やっとの思いで見つけたと思ったら、今度はクリーニング代がものすごく高い、と。
作業着がスーツと同じくらいの値段だった、という話も聞いています。
クリーニング屋としてはありえるだろうなあって思いますけどね。
作業着って、他の服とは一緒に洗えないんですね。
作業着だけまとめて洗うんですが、クリーニング屋さんの洗う単位というのは、一回分の洗濯機の量が基準なんですよね。
すると、一回で洗える量が30着だとすると、それ以下で洗う場合はコストが全部その服に掛かってしまうんですよ。
作業着を30着で洗えば安く済むけど、5着くらいで洗うと当然高くなるのは誰が見ても明らか。
そうしたら作業着がスーツくらいの料金を出すところも出てくるだろうなあって思います。

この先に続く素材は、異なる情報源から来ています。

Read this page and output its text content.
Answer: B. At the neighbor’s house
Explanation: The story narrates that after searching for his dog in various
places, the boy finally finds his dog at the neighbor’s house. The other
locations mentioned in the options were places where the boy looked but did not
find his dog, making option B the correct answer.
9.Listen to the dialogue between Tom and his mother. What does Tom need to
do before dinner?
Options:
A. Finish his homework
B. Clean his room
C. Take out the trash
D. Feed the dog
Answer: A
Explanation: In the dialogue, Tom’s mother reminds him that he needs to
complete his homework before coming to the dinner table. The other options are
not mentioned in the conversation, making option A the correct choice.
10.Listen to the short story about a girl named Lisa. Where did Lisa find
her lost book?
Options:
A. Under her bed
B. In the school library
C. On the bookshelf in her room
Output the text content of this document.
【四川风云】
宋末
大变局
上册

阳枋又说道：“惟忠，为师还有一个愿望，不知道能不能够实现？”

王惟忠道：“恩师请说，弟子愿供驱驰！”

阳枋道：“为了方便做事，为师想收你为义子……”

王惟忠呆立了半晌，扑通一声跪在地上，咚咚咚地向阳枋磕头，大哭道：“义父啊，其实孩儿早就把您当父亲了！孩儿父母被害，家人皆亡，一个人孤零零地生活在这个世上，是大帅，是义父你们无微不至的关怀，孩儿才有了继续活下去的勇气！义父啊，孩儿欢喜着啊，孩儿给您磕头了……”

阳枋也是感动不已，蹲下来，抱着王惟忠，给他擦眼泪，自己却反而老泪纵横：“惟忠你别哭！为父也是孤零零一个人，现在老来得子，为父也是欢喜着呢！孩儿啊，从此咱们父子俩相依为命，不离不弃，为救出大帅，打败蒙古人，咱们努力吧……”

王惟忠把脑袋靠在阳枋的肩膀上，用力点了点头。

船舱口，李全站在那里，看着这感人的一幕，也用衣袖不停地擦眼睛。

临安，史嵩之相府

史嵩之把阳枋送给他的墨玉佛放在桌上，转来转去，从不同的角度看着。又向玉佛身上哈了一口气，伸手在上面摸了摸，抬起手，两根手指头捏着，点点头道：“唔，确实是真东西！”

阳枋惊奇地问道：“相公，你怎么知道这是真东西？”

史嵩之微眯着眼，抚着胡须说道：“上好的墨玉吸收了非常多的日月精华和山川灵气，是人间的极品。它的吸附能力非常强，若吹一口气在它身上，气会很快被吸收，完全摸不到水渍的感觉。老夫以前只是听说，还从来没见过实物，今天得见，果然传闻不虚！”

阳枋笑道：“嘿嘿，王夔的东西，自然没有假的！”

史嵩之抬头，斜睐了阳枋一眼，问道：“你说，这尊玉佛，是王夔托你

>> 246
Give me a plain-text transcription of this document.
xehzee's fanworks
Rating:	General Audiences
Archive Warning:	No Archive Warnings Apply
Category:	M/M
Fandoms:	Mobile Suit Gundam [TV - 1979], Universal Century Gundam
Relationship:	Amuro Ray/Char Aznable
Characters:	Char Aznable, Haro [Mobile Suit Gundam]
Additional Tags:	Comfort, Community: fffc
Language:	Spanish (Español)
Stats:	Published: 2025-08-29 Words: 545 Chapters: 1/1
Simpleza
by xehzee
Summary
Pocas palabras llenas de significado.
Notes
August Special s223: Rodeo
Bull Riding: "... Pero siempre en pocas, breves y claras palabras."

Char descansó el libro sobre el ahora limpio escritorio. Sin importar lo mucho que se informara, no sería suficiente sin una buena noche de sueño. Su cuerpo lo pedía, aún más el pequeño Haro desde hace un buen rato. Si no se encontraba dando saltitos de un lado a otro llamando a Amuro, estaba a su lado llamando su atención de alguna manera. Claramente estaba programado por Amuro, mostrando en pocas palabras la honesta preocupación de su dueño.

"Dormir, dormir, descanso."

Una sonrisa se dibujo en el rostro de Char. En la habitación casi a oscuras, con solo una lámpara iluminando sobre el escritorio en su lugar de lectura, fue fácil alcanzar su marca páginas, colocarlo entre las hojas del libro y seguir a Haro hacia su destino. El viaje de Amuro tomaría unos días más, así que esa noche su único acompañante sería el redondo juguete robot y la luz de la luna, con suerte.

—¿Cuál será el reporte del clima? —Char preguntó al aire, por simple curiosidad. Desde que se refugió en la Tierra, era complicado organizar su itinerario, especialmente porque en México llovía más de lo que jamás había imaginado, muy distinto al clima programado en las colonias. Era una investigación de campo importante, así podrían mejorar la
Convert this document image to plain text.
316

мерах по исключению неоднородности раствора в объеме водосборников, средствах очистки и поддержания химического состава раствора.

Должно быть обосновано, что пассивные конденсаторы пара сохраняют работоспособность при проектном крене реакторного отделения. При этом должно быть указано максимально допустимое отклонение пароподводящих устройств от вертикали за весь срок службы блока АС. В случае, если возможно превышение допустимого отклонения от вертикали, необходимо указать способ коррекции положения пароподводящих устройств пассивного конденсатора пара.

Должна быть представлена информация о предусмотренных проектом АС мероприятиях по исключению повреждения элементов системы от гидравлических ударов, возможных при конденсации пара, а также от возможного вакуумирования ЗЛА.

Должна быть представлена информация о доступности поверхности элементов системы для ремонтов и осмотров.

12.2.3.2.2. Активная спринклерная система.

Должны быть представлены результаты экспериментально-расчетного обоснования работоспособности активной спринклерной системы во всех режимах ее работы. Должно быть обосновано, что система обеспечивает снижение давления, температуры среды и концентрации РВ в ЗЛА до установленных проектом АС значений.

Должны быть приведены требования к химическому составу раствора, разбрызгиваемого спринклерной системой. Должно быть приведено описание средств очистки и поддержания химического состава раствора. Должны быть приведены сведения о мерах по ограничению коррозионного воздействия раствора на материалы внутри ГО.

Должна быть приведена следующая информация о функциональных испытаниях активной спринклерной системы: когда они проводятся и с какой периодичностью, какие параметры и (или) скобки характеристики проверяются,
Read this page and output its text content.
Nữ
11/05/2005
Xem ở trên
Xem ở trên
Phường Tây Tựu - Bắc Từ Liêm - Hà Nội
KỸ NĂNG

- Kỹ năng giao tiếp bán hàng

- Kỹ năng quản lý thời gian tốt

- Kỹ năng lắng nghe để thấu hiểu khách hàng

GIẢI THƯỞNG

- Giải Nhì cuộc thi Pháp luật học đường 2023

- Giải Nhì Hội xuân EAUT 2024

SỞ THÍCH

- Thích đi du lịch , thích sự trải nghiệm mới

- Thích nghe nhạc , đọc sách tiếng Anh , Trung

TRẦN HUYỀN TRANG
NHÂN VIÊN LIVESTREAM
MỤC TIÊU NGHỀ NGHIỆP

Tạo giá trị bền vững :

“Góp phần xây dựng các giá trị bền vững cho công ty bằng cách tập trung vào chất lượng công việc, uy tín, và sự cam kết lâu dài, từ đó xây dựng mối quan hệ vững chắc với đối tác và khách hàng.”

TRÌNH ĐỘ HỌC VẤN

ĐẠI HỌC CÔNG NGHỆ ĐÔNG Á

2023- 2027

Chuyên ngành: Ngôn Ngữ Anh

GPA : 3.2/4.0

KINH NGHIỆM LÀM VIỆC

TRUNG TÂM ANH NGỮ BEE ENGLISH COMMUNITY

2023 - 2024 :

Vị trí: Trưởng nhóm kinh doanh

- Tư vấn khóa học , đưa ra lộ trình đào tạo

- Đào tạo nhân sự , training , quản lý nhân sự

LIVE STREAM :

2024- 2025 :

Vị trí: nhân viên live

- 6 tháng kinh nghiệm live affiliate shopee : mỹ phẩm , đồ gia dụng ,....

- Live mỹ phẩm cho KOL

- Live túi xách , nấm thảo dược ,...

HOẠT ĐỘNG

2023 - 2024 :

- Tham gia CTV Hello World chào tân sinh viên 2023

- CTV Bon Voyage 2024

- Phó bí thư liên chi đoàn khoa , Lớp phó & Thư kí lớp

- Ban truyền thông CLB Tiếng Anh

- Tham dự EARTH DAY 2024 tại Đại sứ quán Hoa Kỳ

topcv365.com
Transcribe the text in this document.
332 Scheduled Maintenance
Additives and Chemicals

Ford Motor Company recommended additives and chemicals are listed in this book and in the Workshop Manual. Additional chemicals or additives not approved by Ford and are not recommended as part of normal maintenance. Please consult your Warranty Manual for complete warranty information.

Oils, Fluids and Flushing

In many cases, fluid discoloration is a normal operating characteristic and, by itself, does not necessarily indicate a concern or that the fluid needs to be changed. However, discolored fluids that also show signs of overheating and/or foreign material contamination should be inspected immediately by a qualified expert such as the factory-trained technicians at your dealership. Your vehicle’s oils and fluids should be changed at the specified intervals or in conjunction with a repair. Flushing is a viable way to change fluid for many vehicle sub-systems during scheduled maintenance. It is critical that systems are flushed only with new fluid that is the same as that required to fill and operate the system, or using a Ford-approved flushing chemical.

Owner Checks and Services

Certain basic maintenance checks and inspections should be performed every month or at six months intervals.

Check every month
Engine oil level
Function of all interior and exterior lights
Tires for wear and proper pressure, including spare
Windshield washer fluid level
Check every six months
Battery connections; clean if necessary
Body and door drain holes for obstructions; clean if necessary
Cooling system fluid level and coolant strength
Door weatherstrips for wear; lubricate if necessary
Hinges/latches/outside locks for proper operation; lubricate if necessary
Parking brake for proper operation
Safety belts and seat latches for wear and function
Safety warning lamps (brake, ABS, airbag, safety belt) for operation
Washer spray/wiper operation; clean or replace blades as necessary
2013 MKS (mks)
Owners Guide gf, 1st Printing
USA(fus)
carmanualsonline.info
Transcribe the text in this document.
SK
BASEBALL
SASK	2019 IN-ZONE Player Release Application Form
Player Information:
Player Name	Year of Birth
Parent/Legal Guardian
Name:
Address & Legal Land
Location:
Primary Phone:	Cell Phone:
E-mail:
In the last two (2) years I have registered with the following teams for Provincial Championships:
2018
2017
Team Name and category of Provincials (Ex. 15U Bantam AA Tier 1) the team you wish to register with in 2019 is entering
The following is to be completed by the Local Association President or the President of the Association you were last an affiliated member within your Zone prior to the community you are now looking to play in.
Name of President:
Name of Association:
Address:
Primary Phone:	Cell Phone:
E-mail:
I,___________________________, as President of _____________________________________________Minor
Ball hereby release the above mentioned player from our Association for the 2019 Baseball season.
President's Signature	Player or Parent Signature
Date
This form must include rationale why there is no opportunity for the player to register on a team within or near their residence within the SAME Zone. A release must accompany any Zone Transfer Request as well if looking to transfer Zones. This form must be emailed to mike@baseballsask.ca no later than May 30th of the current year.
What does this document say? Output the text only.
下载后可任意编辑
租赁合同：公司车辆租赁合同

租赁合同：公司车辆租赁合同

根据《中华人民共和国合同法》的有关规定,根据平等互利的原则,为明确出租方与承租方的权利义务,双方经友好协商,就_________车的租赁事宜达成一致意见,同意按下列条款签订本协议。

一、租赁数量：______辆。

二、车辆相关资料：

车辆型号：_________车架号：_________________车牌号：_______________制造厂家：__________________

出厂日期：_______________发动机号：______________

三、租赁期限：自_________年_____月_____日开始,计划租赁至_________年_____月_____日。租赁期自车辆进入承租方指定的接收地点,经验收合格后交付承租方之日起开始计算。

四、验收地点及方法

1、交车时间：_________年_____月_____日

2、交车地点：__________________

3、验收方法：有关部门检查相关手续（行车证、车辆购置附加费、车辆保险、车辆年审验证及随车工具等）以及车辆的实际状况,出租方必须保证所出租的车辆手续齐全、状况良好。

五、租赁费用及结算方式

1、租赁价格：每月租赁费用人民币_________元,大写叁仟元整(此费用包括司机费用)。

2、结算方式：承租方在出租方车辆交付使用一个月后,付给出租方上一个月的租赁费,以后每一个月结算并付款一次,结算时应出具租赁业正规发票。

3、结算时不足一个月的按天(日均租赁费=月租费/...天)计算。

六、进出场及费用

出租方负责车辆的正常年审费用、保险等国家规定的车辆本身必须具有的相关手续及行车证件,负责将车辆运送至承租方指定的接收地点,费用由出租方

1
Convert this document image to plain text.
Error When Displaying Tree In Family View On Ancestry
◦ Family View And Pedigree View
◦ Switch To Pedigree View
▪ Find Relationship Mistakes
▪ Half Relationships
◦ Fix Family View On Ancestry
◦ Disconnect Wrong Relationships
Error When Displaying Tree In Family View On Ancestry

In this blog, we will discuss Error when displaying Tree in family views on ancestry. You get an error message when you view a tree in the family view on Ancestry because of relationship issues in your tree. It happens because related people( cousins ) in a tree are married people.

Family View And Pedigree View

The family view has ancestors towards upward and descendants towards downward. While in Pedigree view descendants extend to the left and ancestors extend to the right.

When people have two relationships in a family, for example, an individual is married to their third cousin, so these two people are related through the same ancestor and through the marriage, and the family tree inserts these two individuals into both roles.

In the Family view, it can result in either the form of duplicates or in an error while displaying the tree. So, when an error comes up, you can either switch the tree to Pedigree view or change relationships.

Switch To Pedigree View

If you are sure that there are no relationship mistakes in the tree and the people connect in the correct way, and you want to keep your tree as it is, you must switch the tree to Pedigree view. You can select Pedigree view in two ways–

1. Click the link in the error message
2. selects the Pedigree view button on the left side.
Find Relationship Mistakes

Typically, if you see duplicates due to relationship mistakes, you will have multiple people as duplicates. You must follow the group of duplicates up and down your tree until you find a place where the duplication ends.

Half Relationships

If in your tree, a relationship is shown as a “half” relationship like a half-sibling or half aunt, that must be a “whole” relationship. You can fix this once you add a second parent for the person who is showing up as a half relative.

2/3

高いから出さないんだ、安くして集めればいい、と言われるかもしれませんが、そもそも安い頃から出なくなったからみんなその地域から撤退した訳でね。
作業着の出るような現場さんだと、別にそこで店舗を構えてなくても良くて、どこかから車でやってきて集配をすればいいんです。
それすらしてくれなくて見つからなかった、ということはその地域では集まらない、と言うこと。
値段の問題では無いんですよ。
そういう状況に実際にあって、初めてクリーニング屋さんがない、と言う人が出てくる。
でも、この状態になってしまうともう増える要素はないんですよねえ。
ここでは何度も書いていますが。
本当に今お使いのクリーニング屋さんは大事にした方がいいです。
クリーニングは必ず必要ですから。
特に現代の服は普段着がファッショナブルになっているので、洗濯ではどうにもならない服があります。
今あるクリーニング屋を支える意味でも、なるべく頻繁に利用してあげてほしいなあと思います。